Inizialmente, per interpretare Willard, vennero considerati Steve McQueen (la prima scelta di Coppola, ma McQueen rinunciò per non dover trascorrere 17 settimane lontano da casa), Al Pacino (il quale disse no per paura di ammalarsi nella giungla, come gli era accaduto nella Repubblica Dominicana durante le riprese de Il Padrino Parte II), Clint Eastwood (declinò l'offerta per analoghi motivi), Jack Nicholson, James Caan e Robert Redford (questi ultimi tre furono presi in considerazione anche per interpretare Kurtz). Altri possibili nomi per la parte di Willard furono quelli di Tommy Lee Jones, Keith Carradine, Nick Nolte e Frederic Forrest. A questo punto, il regista si orientò verso Martin Sheen ricordando l'ottimo provino che l'attore aveva sostenuto per il ruolo di Michael ne Il Padrino, ma anche questa scelta sembrò impraticabile, visto che Sheen sembrava avere altri impegni. Coppola, allora, scelse Harvey Keitel: dopo tre settimane di riprese, tuttavia, il regista comprese che Keitel non era adatto e riuscì a sostituirlo proprio con Martin Sheen.

Per la parte di Kurtz, si pensò a Jack Nicholson, ma venne poi preferito Marlon Brando, la cui iniziale indecisione sul da farsi rallentò alquanto la lavorazione della pellicola. Il mitico attore di Ultimo tango a Parigi decise di prendere parte al film sulla guerra in Vietnam a patto che le scene in cui appariva fossero girate in penombra, per celare il suo notevole aumento di peso (ma contribuendo pure a determinare l'aura di mistero intorno al personaggio Kurtz). Dennis Hopper, il quale nel film interpreta un bizzarro fotoreporter adoratore del colonnello ribelle, dichiarò, in seguito, che l'arrivo di Brando sul set indusse Coppola a bloccare la produzione per due settimane, in modo da potersi ritirare insieme all'attore su una barca per leggere Cuore di tenebra insieme a lui. Molte scene che riguardavano Kurtz vennero cancellate dal copione, perché Marlon Brando risultava troppo grosso per poterle interpretare.

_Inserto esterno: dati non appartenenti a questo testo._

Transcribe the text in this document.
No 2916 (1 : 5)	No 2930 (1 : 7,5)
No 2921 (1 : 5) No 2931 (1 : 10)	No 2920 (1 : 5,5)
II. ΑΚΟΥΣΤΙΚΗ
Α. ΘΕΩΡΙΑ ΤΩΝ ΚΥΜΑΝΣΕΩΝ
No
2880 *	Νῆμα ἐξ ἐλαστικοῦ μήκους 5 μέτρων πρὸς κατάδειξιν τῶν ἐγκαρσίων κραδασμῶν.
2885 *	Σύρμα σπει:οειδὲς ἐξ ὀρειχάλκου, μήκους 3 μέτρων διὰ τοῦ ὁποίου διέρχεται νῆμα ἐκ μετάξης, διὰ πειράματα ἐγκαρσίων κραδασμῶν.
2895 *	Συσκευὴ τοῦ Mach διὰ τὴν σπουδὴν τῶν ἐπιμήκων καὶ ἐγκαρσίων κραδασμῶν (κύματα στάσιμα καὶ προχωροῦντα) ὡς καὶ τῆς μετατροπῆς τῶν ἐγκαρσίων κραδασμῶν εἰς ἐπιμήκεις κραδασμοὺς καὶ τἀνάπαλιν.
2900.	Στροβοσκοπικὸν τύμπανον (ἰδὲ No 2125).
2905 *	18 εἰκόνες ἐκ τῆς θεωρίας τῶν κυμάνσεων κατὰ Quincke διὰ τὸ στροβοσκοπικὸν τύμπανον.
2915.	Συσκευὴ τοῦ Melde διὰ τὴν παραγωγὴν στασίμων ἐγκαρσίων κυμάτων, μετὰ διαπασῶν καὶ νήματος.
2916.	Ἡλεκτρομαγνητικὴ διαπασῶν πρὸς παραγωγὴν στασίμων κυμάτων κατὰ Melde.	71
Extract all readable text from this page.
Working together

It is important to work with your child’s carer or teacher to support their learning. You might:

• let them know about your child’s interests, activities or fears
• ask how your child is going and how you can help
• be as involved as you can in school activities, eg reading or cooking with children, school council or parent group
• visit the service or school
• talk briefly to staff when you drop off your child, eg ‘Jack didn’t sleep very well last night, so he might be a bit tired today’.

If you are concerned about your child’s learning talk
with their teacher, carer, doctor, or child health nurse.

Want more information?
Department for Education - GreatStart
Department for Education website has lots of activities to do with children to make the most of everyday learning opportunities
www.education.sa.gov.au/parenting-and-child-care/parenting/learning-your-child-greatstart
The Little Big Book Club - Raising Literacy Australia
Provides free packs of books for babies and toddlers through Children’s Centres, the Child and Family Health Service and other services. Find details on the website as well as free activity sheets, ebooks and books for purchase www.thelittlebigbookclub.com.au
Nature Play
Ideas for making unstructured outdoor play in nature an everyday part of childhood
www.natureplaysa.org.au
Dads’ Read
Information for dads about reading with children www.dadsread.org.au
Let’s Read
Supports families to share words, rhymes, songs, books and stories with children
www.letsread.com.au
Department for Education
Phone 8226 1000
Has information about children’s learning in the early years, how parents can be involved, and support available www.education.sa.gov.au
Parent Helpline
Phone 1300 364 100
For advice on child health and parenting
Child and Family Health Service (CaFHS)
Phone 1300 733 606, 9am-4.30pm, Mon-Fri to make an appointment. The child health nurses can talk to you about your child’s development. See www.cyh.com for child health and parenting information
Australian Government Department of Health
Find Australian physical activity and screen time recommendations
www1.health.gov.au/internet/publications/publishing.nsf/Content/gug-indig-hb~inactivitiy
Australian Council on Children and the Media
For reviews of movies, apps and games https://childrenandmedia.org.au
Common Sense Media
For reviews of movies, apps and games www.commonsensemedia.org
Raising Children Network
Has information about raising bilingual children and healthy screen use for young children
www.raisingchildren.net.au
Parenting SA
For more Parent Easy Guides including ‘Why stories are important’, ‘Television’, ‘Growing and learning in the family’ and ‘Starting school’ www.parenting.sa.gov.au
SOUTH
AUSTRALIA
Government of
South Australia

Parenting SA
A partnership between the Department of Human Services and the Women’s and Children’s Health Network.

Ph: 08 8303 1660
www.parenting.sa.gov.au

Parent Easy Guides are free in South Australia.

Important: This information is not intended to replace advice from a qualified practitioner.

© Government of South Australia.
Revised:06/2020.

Martin Sheen interpreta il controverso capitano Willard. L'attore, durante le riprese del film, accusò un violento infarto a causa dell'abuso di alcolici.

Completarono il cast Robert Duvall, nel ruolo del tenente-colonnello Kilgore (dopo il rifiuto di Robert Redford e Steve McQueen) e Harrison Ford nella parte del colonnello Lucas, ruolo per cui era stato inizialmente indicato James Caan il quale, tuttavia, scelse di non aderire al progetto.

Le riprese[modifica | modifica wikitesto]

Le riprese di Apocalypse Now vennero effettuate sul fiume Pasangjan, nelle Filippine. I rapporti tra il governo filippino, presieduto dal dittatore Ferdinand Marcos, e la troupe furono però piuttosto difficili, benché molti mezzi aerei che si vedono nel film furono forniti proprio dall'aviazione filippina, che li utilizzava negli attacchi contro i ribelli musulmani durante la guerra civile in corso ai tempi delle riprese.

L'attacco degli elicotteri e il bombardamento sulla spiaggia furono invece girati nel villaggio e nella baia di Baler, nell'isola di Luzon. Tra i piloti va ricordato uno sconosciuto Ronald Lee Ermey, divenuto poi celebre con il film Full Metal Jacket, dove impersona il sergente maggiore Hartman: ex addestratore dei marines, congedatosi per motivi di salute, viveva allora nelle Filippine, dove faceva l'elicotterista e ricopriva ruoli da caratterista per le produzioni cinematografiche locali.

Coppola era convinto che per raccontare bene il colonnello Kurtz fosse necessaria, per lui, una profonda immedesimazione nella coscienza lacerata del personaggio. Il regista cominciò allora un lavoro su se stesso, dedicandosi anche ossessivamente alla lettura della versione tascabile di Cuore di tenebra, portata sempre con sé e infarcita di appunti e annotazioni.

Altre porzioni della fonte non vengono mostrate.